In December 639 the Moslem general ‘Amr, with
four thousand men, invaded Egypt. The administration of the province had been
chaotic since the end of the Persian occupation; and the present governor, the
Patriarch Cyrus of Alexandria, was both unwise and corrupt. He had been a
convert from Nestorianism and was the Emperor’s chief supporter in his
Monothelete doctrines, which he determined to force on the unwilling Copts. So
hated was his rule that ‘Amr had no difficulty in finding allies amongst his
subjects. Early in 640 ‘Amr entered the great frontier fortress of Pelusium,
after a two months’ siege. There he received reinforcements from the Caliph.
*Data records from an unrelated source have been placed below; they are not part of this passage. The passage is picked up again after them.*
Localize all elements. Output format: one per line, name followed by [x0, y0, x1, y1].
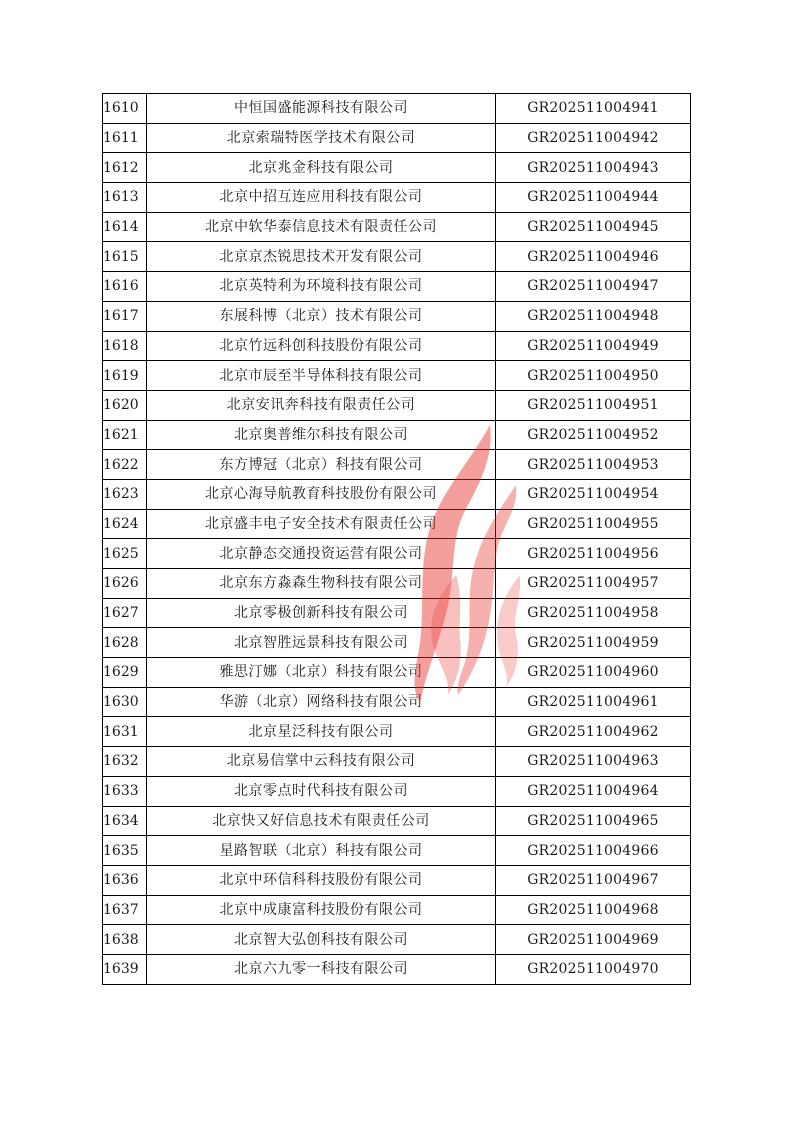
table-row [103, 183, 691, 213]
certificate-code-cell: GR202511004965 [496, 806, 691, 836]
table-row [103, 242, 691, 272]
company-name-cell: 北京京杰锐思技术开发有限公司 [147, 242, 496, 272]
certificate-code-cell: GR202511004948 [496, 301, 691, 331]
certificate-code-cell: GR202511004946 [496, 242, 691, 272]
row-number-cell: 1636 [103, 865, 147, 895]
certificate-code-cell: GR202511004958 [496, 598, 691, 628]
row-number-cell: 1610 [103, 94, 147, 124]
certificate-code-cell: GR202511004963 [496, 747, 691, 777]
table-row [103, 569, 691, 599]
row-number-cell: 1638 [103, 925, 147, 955]
row-number-cell: 1614 [103, 212, 147, 242]
table-row [103, 954, 691, 984]
table-row [103, 212, 691, 242]
table-row [103, 806, 691, 836]
row-number-cell: 1613 [103, 183, 147, 213]
certificate-code-cell: GR202511004945 [496, 212, 691, 242]
row-number-cell: 1624 [103, 509, 147, 539]
table-row [103, 450, 691, 480]
company-name-cell: 北京快又好信息技术有限责任公司 [147, 806, 496, 836]
certificate-code-cell: GR202511004967 [496, 865, 691, 895]
company-name-cell: 北京静态交通投资运营有限公司 [147, 539, 496, 569]
row-number-cell: 1616 [103, 272, 147, 302]
certificate-code-cell: GR202511004962 [496, 717, 691, 747]
certificate-code-cell: GR202511004942 [496, 123, 691, 153]
certificate-code-cell: GR202511004964 [496, 776, 691, 806]
company-name-cell: 东方博冠（北京）科技有限公司 [147, 450, 496, 480]
table-row [103, 272, 691, 302]
company-name-cell: 北京智胜远景科技有限公司 [147, 628, 496, 658]
row-number-cell: 1635 [103, 836, 147, 866]
certificate-code-cell: GR202511004959 [496, 628, 691, 658]
row-number-cell: 1615 [103, 242, 147, 272]
company-name-cell: 北京兆金科技有限公司 [147, 153, 496, 183]
company-name-cell: 北京星泛科技有限公司 [147, 717, 496, 747]
certificate-code-cell: GR202511004961 [496, 687, 691, 717]
table-row [103, 301, 691, 331]
certificate-code-cell: GR202511004960 [496, 658, 691, 688]
table-row [103, 687, 691, 717]
company-name-cell: 北京中招互连应用科技有限公司 [147, 183, 496, 213]
table-row [103, 658, 691, 688]
certificate-code-cell: GR202511004949 [496, 331, 691, 361]
company-name-cell: 北京市辰至半导体科技有限公司 [147, 361, 496, 391]
certificate-code-cell: GR202511004943 [496, 153, 691, 183]
company-name-cell: 北京易信掌中云科技有限公司 [147, 747, 496, 777]
row-number-cell: 1611 [103, 123, 147, 153]
row-number-cell: 1620 [103, 390, 147, 420]
company-name-cell: 北京六九零一科技有限公司 [147, 954, 496, 984]
certificate-code-cell: GR202511004941 [496, 94, 691, 124]
company-name-cell: 北京中软华泰信息技术有限责任公司 [147, 212, 496, 242]
company-name-cell: 北京东方淼森生物科技有限公司 [147, 569, 496, 599]
table-row [103, 420, 691, 450]
row-number-cell: 1633 [103, 776, 147, 806]
certificate-code-cell: GR202511004968 [496, 895, 691, 925]
table-row [103, 123, 691, 153]
company-name-cell: 北京盛丰电子安全技术有限责任公司 [147, 509, 496, 539]
row-number-cell: 1629 [103, 658, 147, 688]
company-name-cell: 北京零极创新科技有限公司 [147, 598, 496, 628]
table-row [103, 895, 691, 925]
table-row [103, 747, 691, 777]
table-row [103, 598, 691, 628]
table-row [103, 331, 691, 361]
certificate-code-cell: GR202511004944 [496, 183, 691, 213]
company-name-cell: 北京中成康富科技股份有限公司 [147, 895, 496, 925]
row-number-cell: 1628 [103, 628, 147, 658]
company-name-cell: 东展科博（北京）技术有限公司 [147, 301, 496, 331]
company-name-cell: 北京奥普维尔科技有限公司 [147, 420, 496, 450]
company-name-cell: 北京零点时代科技有限公司 [147, 776, 496, 806]
row-number-cell: 1634 [103, 806, 147, 836]
certificate-code-cell: GR202511004956 [496, 539, 691, 569]
company-name-cell: 北京中环信科科技股份有限公司 [147, 865, 496, 895]
company-name-cell: 北京智大弘创科技有限公司 [147, 925, 496, 955]
certificate-code-cell: GR202511004966 [496, 836, 691, 866]
table-row [103, 836, 691, 866]
table-row [103, 390, 691, 420]
row-number-cell: 1623 [103, 479, 147, 509]
certificate-code-cell: GR202511004947 [496, 272, 691, 302]
row-number-cell: 1619 [103, 361, 147, 391]
row-number-cell: 1621 [103, 420, 147, 450]
company-name-cell: 北京竹远科创科技股份有限公司 [147, 331, 496, 361]
company-name-cell: 雅思汀娜（北京）科技有限公司 [147, 658, 496, 688]
company-name-cell: 华游（北京）网络科技有限公司 [147, 687, 496, 717]
row-number-cell: 1612 [103, 153, 147, 183]
company-registry-table [102, 93, 691, 985]
table-row [103, 717, 691, 747]
company-name-cell: 北京英特利为环境科技有限公司 [147, 272, 496, 302]
row-number-cell: 1639 [103, 954, 147, 984]
row-number-cell: 1625 [103, 539, 147, 569]
registry-table-body [103, 94, 691, 985]
row-number-cell: 1617 [103, 301, 147, 331]
table-row [103, 865, 691, 895]
table-row [103, 628, 691, 658]
certificate-code-cell: GR202511004950 [496, 361, 691, 391]
certificate-code-cell: GR202511004969 [496, 925, 691, 955]
company-name-cell: 北京心海导航教育科技股份有限公司 [147, 479, 496, 509]
table-row [103, 153, 691, 183]
row-number-cell: 1626 [103, 569, 147, 599]
table-row [103, 479, 691, 509]
table-row [103, 94, 691, 124]
row-number-cell: 1631 [103, 717, 147, 747]
company-name-cell: 北京安讯奔科技有限责任公司 [147, 390, 496, 420]
certificate-code-cell: GR202511004951 [496, 390, 691, 420]
row-number-cell: 1630 [103, 687, 147, 717]
certificate-code-cell: GR202511004955 [496, 509, 691, 539]
table-row [103, 509, 691, 539]
company-name-cell: 北京索瑞特医学技术有限公司 [147, 123, 496, 153]
certificate-code-cell: GR202511004954 [496, 479, 691, 509]
table-row [103, 925, 691, 955]
table-row [103, 776, 691, 806]
row-number-cell: 1637 [103, 895, 147, 925]
certificate-code-cell: GR202511004953 [496, 450, 691, 480]
certificate-code-cell: GR202511004970 [496, 954, 691, 984]
table-row [103, 539, 691, 569]
certificate-code-cell: GR202511004952 [496, 420, 691, 450]
table-row [103, 361, 691, 391]
certificate-code-cell: GR202511004957 [496, 569, 691, 599]
company-name-cell: 星路智联（北京）科技有限公司 [147, 836, 496, 866]
row-number-cell: 1627 [103, 598, 147, 628]
row-number-cell: 1618 [103, 331, 147, 361]
row-number-cell: 1632 [103, 747, 147, 777]
company-name-cell: 中恒国盛能源科技有限公司 [147, 94, 496, 124]
row-number-cell: 1622 [103, 450, 147, 480]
Next he advanced on Babylon (Old Cairo), where the imperial garrison was
concentrated. A battle at Heliopolis in August 640 forced the Romans to retire
to the citadel of Babylon, which held out till April 641. Meanwhile the Arabs
took over Upper Egypt. On the fall of Babylon, ‘Amr marched through the Fayyum,
its governor and garrison fleeing before him, to Alexandria. Cyrus had already
been recalled to Constantinople on the justified suspicion of having entered
into a treasonable pact with ‘Amr. But Heraclius died in February, and his
widow, the Empress-Regent Martina, was too insecure herself in Constantinople
to defend Egypt. Cyrus was sent back to Egypt to make what terms he could. In
November he went to ‘Amr at Babylon and signed the capitulation of Alexandria.
But meanwhile Martina had fallen and the new government repudiated Cyrus and
his treaty. ‘Amr had already broken his part in it by invading the Pentapolis
and Tripolitania. It seemed, however, impossible to maintain Alexandria, with
all the rest of Egypt now in Arab hands. The city capitulated in November 642.
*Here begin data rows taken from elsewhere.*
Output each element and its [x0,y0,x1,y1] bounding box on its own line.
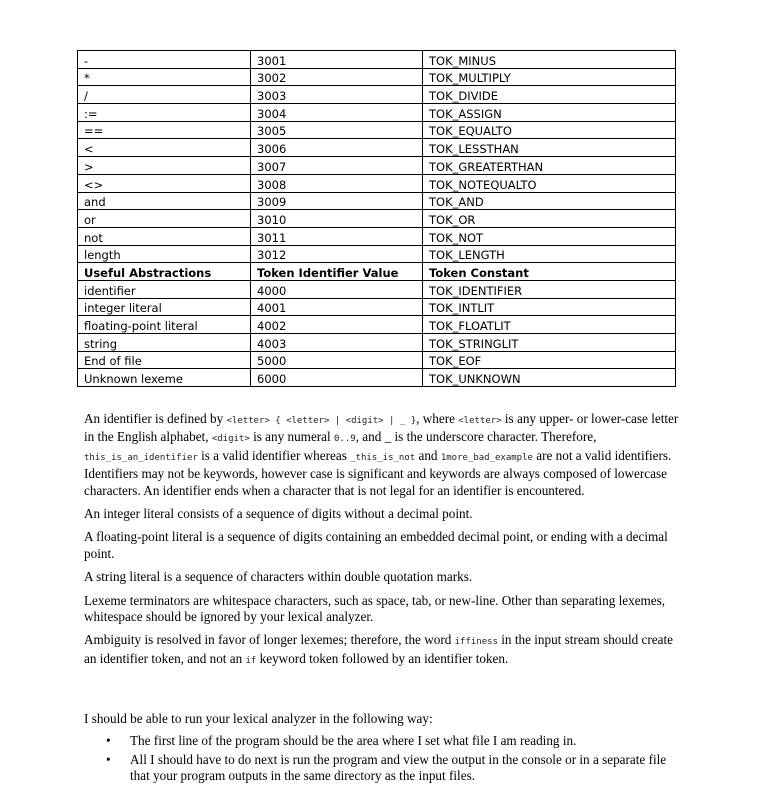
code-run: <letter> [458,416,502,426]
constant-cell: TOK_MINUS [423,51,676,69]
constant-cell: TOK_EOF [423,351,676,369]
run-intro: I should be able to run your lexical analyzer in the following way: [84,711,433,726]
text-run: keyword token followed by an identifier token. [256,650,509,666]
lexeme-cell: string [78,334,251,352]
list-item [106,733,684,749]
text-run: , where [416,411,459,426]
constant-cell: TOK_MULTIPLY [423,68,676,86]
token-table [77,50,676,387]
lexeme-cell: End of file [78,351,251,369]
value-cell: 3010 [251,210,423,228]
table-row [78,298,676,316]
list-item-text: All I should have to do next is run the program and view the output in the console or in a separate file that your program outputs in the same directory as the input files. [130,751,667,784]
constant-cell: TOK_ASSIGN [423,104,676,122]
lexeme-cell: * [78,68,251,86]
table-row [78,192,676,210]
lexeme-cell: < [78,139,251,157]
constant-cell: TOK_INTLIT [423,298,676,316]
text-run: An identifier is defined by [84,411,227,426]
table-row [78,316,676,334]
constant-cell: TOK_NOTEQUALTO [423,174,676,192]
text-run: is a valid identifier whereas [197,447,351,463]
constant-cell: TOK_IDENTIFIER [423,280,676,298]
table-row [78,227,676,245]
text-run: and [415,447,441,463]
lexeme-cell: not [78,227,251,245]
run-instructions [84,711,684,787]
value-cell: 4000 [251,280,423,298]
code-run: iffiness [454,637,498,648]
constant-cell: TOK_OR [423,210,676,228]
ambiguity-paragraph [84,632,684,669]
table-row [78,351,676,369]
value-cell: 3004 [251,104,423,122]
code-run: _this_is_not [350,452,416,463]
text-run: is any upper- or lower-case letter in the English alphabet, [84,411,679,445]
constant-cell: TOK_DIVIDE [423,86,676,104]
value-cell: 4003 [251,334,423,352]
text-run: is any numeral [249,429,334,445]
value-cell: 6000 [251,369,423,387]
table-row [78,369,676,387]
text-run: are not a valid identifiers. Identifiers may not be keywords, however case is significant and keywords are always composed of lowercase characters. An identifier ends when a character that is not legal for an identifier is encountered. [84,447,672,498]
string-paragraph: A string literal is a sequence of characters within double quotation marks. [84,569,473,585]
constant-cell: TOK_AND [423,192,676,210]
value-cell: 3008 [251,174,423,192]
value-cell: 3007 [251,157,423,175]
table-row [78,86,676,104]
value-cell: 3005 [251,121,423,139]
table-row [78,210,676,228]
text-run: Ambiguity is resolved in favor of longer lexemes; therefore, the word [84,632,455,648]
table-row [78,68,676,86]
lexeme-cell: length [78,245,251,263]
constant-cell: TOK_LESSTHAN [423,139,676,157]
lexeme-cell: floating-point literal [78,316,251,334]
constant-cell: TOK_NOT [423,227,676,245]
lexeme-cell: Unknown lexeme [78,369,251,387]
list-item [106,751,684,785]
lexeme-cell: - [78,51,251,69]
lexeme-cell: and [78,192,251,210]
lexeme-cell: > [78,157,251,175]
table-row [78,174,676,192]
list-item-text: The first line of the program should be the area where I set what file I am reading in. [130,733,577,749]
bullet-list [84,733,684,784]
value-cell: 4001 [251,298,423,316]
bullet-icon: • [106,751,111,767]
bullet-icon: • [106,733,111,749]
value-cell: 3002 [251,68,423,86]
table-header-row [78,263,676,281]
constant-cell: TOK_STRINGLIT [423,334,676,352]
code-run: 1more_bad_example [440,452,533,463]
constant-cell: TOK_LENGTH [423,245,676,263]
value-cell: 4002 [251,316,423,334]
value-cell: 3003 [251,86,423,104]
constant-cell: TOK_UNKNOWN [423,369,676,387]
terminators-paragraph: Lexeme terminators are whitespace characters, such as space, tab, or new-line. Other than separating lexemes, whitespace should be ignored by your lexical analyzer. [84,592,666,625]
value-cell: 5000 [251,351,423,369]
lexeme-cell: := [78,104,251,122]
float-paragraph: A floating-point literal is a sequence of digits containing an embedded decimal point, or ending with a decimal point. [84,529,668,561]
text-run: , and _ is the underscore character. Therefore, [355,429,597,445]
constant-cell: TOK_FLOATLIT [423,316,676,334]
table-row [78,139,676,157]
table-row [78,245,676,263]
code-run: if [245,655,257,666]
header-cell: Useful Abstractions [78,263,251,281]
table-row [78,104,676,122]
constant-cell: TOK_GREATERTHAN [423,157,676,175]
table-row [78,334,676,352]
value-cell: 3009 [251,192,423,210]
value-cell: 3006 [251,139,423,157]
constant-cell: TOK_EQUALTO [423,121,676,139]
lexeme-cell: integer literal [78,298,251,316]
identifier-paragraph [84,411,684,499]
integer-paragraph: An integer literal consists of a sequence of digits without a decimal point. [84,506,473,522]
header-cell: Token Identifier Value [251,263,423,281]
table-row [78,51,676,69]
value-cell: 3011 [251,227,423,245]
lexeme-cell: / [78,86,251,104]
code-run: <digit> [211,434,250,445]
value-cell: 3012 [251,245,423,263]
header-cell: Token Constant [423,263,676,281]
table-row [78,280,676,298]
value-cell: 3001 [251,51,423,69]
lexeme-cell: or [78,210,251,228]
code-run: this_is_an_identifier [84,452,198,463]
lexeme-cell: identifier [78,280,251,298]
text-run: in the input stream should create an identifier token, and not an [84,632,674,666]
code-run: <letter> { <letter> | <digit> | _ } [226,416,417,426]
lexeme-cell: <> [78,174,251,192]
table-row [78,157,676,175]
definitions-section [84,411,684,676]
table-row [78,121,676,139]
lexeme-cell: == [78,121,251,139]
code-run: 0..9 [334,434,356,445]
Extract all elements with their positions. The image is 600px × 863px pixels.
But all hope was not yet lost. In 644 news came of ‘Amr’s disgrace and recall
to Medina. A new army was sent by sea from Constantinople, which easily
reoccupied Alexandria, early in 645, and which then marched on Fostat, the
capital that ‘Amr had founded near Babylon. ‘Amr returned to Egypt and routed
the imperial forces near Fostat. Their general, the Armenian Manuel, fell back
on Alexandria. Struck by the utter indifference of the Christian population
towards this attempt to recover the land for Christianity, he made no effort to
defend the city but re-embarked for Constantinople. The Coptic Patriarch
Benjamin restored Alexandria to the hands of ‘Amr.